La Caisse des Dépôts et Consignations, agissant comme gestionnaire de la CNRACL conteste l'existence d'une discrimination en raison du sexe de ces règles d'affiliation pour les salariés à temps partiel en répliquant :

- que l'article 107 de la loi du 26 janvier 1984 se borne à fixer un seuil minimal d'heures de travail s'appliquant indistinctement aux fonctionnaires masculins et féminins qui se trouvent placés dans des situations identiques et qu'il en est de même de l'article 7 du décret du 26 décembre 2003 qui vise tous les fonctionnaires sans distinction,

- que son conseil d'administration a fixé le nombre d'heures minimales de travail que doivent accomplir les agents à temps non complet pour pouvoir être affiliés à 31h 30 hebdomadaires par délibération du 11 janvier 1983 puis à 28 h par délibération du 3 octobre 2001 prenant effet au 1er janvier 2002,

- que la création des emplois à temps non complet ainsi que leur durée hebdomadaire de travail relève de la seule responsabilité de la collectivité employeur ; que la circonstance invoquée par la requérante selon laquelle les emplois à temps non complet seraient pourvus majoritairement par les femmes ne relève donc pas de la réglementation qui est neutre mais des employeurs eux-mêmes, et que si Mme [U] estime que la commune de THIZY a fixé, en ce qui la concerne, une durée insuffisante de travail, il lui appartient de se retourner contre elle,

-qu'enfin le fonctionnaire, à la différence du salarié de droit privé, se trouve dans une situation statutaire et non dans une situation contractuelle , que la référence, pour son affiliation, doit être le nombre d'heures fixé par la délibération de son employeur et non le nombre d'heures contractuellement travaillé et que les heures excédentaires doivent être considérées comme réalisées au titre d'une activité accessoire distincte des services effectués en qualité de fonctionnaire ; qu'il en résulte que les heures supplémentaires qui ont pu être effectuées par Mme [U], sont sans influence sur la décision de refus attaquée et que seule une nouvelle délibération de la collectivité employeur portant fixation de la durée du travail à un niveau au moins égal au seuil d'affiliation aurait pu lui permettre de reconsidérer sa position.

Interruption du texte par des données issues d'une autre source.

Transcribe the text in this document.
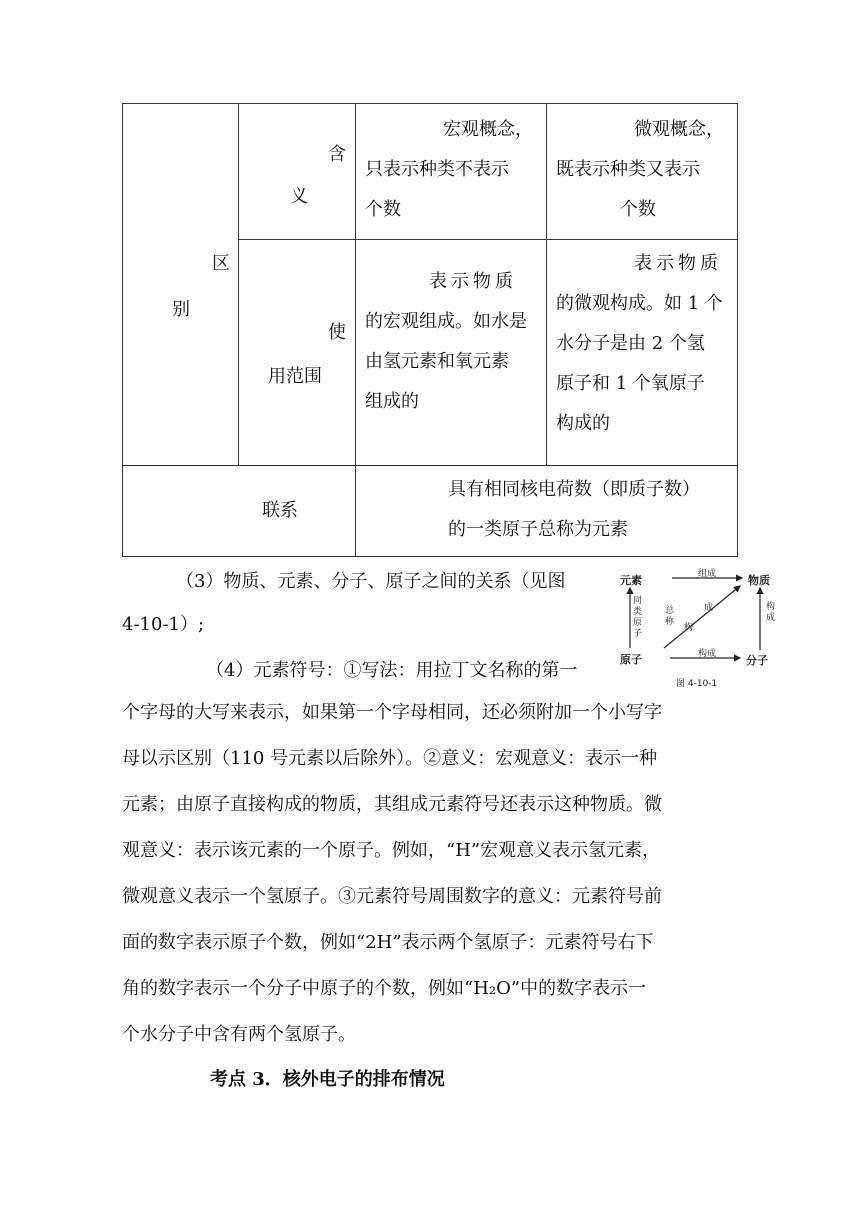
区
别
含
义
使
用范围
宏观概念，
只表示种类不表示
个数
微观概念，
既表示种类又表示
个数
表示物质
的宏观组成。如水是
由氢元素和氧元素
组成的
表示物质
的微观构成。如 1 个
水分子是由 2 个氢
原子和 1 个氧原子
构成的
联系
具有相同核电荷数（即质子数）
的一类原子总称为元素
（3）物质、元素、分子、原子之间的关系（见图
4-10-1）;
（4）元素符号：①写法：用拉丁文名称的第一
个字母的大写来表示，如果第一个字母相同，还必须附加一个小写字
母以示区别（110 号元素以后除外）。②意义：宏观意义：表示一种
元素；由原子直接构成的物质，其组成元素符号还表示这种物质。微
观意义：表示该元素的一个原子。例如，“H”宏观意义表示氢元素，
微观意义表示一个氢原子。③元素符号周围数字的意义：元素符号前
面的数字表示原子个数，例如“2H”表示两个氢原子：元素符号右下
角的数字表示一个分子中原子的个数，例如“H₂O”中的数字表示一
个水分子中含有两个氢原子。
考点 3．核外电子的排布情况
元素	物质
原子	分子
组成
构成
构成
同类原子
总称
成
构
图 4-10-1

En application de l'article 455 du code de procédure civile, il est renvoyé, pour un plus ample exposé des moyens des parties, aux conclusions qu'elles ont soutenues oralement lors de l'audience.

MOTIFS DE LA DÉCISION

1/ sur la demande de sursis à statuer :

Un arrêt statuant sur un contredit de compétence sans mettre fin à l'instance ne peut être frappé de pourvoi indépendamment de la décision sur le fond.

Statuant selon arrêt du 2 décembre 2014, la Cour d'appel de ce siège a réformé, sur contredit, le jugement rendu par le Tribunal des affaires de sécurité sociale de Roanne le 22 mars 2014 en ce qu'il s'est déclaré incompétent pour connaître de la demande formée par Mme [V] [U] à l'encontre de la CNRACL et, évoquant le fond, a ordonné la réouverture des débats pour permettre aux parties d'exposer contradictoirement leurs arguments.

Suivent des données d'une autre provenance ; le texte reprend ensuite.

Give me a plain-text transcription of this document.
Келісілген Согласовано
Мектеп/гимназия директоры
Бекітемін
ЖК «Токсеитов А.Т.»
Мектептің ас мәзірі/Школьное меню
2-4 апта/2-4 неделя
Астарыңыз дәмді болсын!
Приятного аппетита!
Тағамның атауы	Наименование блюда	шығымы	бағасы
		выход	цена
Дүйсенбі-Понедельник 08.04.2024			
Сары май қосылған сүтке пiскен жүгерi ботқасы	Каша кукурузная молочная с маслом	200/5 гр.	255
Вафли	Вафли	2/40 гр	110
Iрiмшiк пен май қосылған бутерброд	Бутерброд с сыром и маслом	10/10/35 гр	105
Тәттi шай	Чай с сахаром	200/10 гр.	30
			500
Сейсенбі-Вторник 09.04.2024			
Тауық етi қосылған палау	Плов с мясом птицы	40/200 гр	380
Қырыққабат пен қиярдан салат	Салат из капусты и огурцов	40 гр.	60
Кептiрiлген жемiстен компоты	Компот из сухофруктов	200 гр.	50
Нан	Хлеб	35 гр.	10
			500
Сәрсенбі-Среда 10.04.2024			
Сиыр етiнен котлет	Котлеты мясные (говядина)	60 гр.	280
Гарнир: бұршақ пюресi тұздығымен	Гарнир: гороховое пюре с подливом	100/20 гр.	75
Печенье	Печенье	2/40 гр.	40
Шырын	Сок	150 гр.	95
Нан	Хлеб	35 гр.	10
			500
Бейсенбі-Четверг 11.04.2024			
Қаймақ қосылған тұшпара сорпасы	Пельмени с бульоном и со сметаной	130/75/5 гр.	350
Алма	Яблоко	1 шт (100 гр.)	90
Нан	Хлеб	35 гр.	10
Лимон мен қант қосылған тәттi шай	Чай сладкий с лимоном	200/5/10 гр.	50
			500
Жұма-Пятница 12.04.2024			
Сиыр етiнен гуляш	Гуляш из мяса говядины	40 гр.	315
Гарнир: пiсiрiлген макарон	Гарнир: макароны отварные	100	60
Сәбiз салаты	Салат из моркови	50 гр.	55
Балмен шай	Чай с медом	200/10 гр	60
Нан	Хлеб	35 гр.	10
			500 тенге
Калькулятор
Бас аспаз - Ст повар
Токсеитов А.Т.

La Cour n'ayant pas mis fin à la présente instance, le pourvoi formé par la Caisse des Dépôts et Consignations apparaît manifestement prématuré et il n'y a pas lieu dans ces conditions de surseoir à statuer dans l'attente de la décision de la Cour de cassation.

2/ Au fond :

- sur l'existence d'une discrimination indirecte :

Une discrimination indirecte en raison du sexe est constituée lorsqu'une disposition, un critère ou une pratique apparemment neutre est susceptible d'entraîner un désavantage particulier pour des personnes d'un sexe donné par rapport à d'autres personnes, à moins que cette disposition, ce critère ou cette pratique ne soit objectivement justifié par un objectif légitime et que les moyens de réaliser cet objectif soient appropriés et nécessaires.

L'article 107 de la loi du 26 janvier 1984 énonce que 'le fonctionnaire nommé dans un emploi à temps non complet doit être affilié à la Caisse nationale de retraite des agents des collectivités locales, s'il consacre à son service un nombre minimal d'heures de travail fixé par délibération de cette caisse . Ce nombre ne peut être inférieur à la moitié de la durée légale du travail des fonctionnaires territoriaux à temps complet'.

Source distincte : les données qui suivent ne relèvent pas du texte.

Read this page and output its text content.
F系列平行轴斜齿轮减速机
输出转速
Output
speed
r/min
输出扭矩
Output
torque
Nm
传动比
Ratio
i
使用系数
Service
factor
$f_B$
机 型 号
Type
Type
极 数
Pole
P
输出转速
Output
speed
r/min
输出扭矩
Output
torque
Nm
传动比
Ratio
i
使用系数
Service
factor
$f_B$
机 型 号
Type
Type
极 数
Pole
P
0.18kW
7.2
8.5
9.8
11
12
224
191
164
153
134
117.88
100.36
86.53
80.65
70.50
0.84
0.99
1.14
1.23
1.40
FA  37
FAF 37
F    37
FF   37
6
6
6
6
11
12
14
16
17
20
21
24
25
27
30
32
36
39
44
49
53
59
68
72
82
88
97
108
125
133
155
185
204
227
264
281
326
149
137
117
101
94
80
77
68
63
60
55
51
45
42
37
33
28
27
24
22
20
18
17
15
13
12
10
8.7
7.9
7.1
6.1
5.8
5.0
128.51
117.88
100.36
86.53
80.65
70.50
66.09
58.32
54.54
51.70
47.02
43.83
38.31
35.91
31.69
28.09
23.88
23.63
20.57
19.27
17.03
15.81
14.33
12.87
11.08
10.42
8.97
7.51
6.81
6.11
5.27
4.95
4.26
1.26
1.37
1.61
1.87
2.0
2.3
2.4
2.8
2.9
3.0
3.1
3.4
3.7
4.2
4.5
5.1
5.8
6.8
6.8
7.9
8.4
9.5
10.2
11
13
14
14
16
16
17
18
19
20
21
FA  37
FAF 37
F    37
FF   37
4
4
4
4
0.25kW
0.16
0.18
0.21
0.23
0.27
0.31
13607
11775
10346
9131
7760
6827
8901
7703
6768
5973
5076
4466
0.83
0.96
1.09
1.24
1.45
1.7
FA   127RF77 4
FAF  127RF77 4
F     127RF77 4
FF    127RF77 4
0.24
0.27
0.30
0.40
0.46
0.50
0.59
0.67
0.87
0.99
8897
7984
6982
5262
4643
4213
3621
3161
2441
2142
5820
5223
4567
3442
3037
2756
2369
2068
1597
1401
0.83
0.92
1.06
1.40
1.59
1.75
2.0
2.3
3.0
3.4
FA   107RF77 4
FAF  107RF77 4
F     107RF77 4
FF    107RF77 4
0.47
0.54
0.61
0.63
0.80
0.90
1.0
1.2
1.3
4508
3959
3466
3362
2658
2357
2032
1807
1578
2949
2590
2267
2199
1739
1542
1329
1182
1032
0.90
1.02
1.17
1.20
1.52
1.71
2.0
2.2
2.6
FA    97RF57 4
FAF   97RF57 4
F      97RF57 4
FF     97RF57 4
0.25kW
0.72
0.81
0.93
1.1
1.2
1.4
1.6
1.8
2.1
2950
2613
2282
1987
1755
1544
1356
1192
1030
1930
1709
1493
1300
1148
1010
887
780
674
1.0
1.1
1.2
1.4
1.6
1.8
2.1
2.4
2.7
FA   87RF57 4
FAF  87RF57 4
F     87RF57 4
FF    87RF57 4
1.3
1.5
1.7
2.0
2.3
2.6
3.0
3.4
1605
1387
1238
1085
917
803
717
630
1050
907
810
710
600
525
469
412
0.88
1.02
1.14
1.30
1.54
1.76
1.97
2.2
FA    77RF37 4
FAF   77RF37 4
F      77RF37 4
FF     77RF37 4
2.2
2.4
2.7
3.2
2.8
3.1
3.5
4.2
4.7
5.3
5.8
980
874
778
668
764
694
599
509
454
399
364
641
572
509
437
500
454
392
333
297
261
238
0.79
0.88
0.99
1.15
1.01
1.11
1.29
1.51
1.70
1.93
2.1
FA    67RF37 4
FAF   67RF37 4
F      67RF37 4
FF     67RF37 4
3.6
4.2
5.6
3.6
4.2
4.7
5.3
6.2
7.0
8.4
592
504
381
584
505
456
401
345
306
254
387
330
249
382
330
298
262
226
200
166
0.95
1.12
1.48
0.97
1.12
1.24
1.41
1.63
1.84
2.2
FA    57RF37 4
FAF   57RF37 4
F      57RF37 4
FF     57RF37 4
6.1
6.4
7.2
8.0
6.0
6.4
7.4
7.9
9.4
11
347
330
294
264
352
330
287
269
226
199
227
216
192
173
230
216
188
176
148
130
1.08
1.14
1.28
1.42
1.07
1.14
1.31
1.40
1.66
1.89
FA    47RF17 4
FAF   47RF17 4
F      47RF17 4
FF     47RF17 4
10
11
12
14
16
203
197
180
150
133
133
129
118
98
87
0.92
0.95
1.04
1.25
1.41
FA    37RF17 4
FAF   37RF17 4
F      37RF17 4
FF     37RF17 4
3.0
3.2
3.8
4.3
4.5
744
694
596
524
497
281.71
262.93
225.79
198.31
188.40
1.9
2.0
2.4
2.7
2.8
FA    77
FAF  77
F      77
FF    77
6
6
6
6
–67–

L'article 7 du décret n° 2003-1306 du 26 décembre 2003, dans sa version applicable au cas d'espèce, précise que ' Le droit à pension est acquis : 1° Aux fonctionnaires après quinze années accomplies de services civils et militaires effectifs...';

Le seuil légal minimum précité correspond à la durée minimal du temps partiel visé à l'article 60 de cette même loi (qui ne peut être inférieur à un service à mi-temps) et s'applique indistinctement aux fonctionnaires masculins et féminins qui se trouvent placés dans des conditions rigoureusement identiques.

Ce n'est donc pas le sexe de l'agent concerné qui est en l'espèce déterminant mais le nombre d'heures de travail réalisé et s'il s'avère statistiquement que ce seuil affecte plus particulièrement les femmes amenées plus fréquemment à travailler à temps partiel, cela ne peut avoir pour effet de rendre le dispositif discriminatoire ; ce régime spécial de retraite étant par ailleurs fondé sur un principe contributif, il est de surcroît parfaitement légitime d'en soumettre le bénéfice à la réalisation d'un nombre minimum d'heures de travail.

La discrimination indirecte invoquée par Mme [V] [U] n'est donc pas constituée.

Il convient enfin de souligner que, selon l'article 3 du décret n° 091-298 du 20 mars 1991, les emplois permanents à temps non complet sont créés par délibération de l'organe délibérant de la collectivité ou de l'établissement ; il en résulte que la circonstance invoquée par l'appelante, selon laquelle les emplois à temps non complet seraient pourvus en majorité par des femmes, n'est pas le fait de la réglementation incriminée mais de l'application qui en est faite par les employeurs, en l'occurrence la commune de [Localité 2].

- sur les heures travaillées par Mme [V] [U] :

Selon les dispositions précitées du décret du 20 mars 1991, relatif aux emplois à temps non complet, la durée hebdomadaire de service est fixée par délibération de l'employeur.

Le fonctionnaire, à la différence du salarié se trouve dans une situation statutaire ; son affiliation au régime spécial s'effectue en fonction du nombre d'heures fixé par délibération de l'employeur et les heures effectuées au delà du temps de service fixé par cette délibération ne sont pas accomplies par l'agent en qualité de fonctionnaire, mais au titre d'une activité contractuelle distincte ; elles ne sont pas de nature à entraîner son affiliation au Régime spécial de Retraite des Agents des Collectivités Locales et sont sans influence sur les droits acquis à ce titre.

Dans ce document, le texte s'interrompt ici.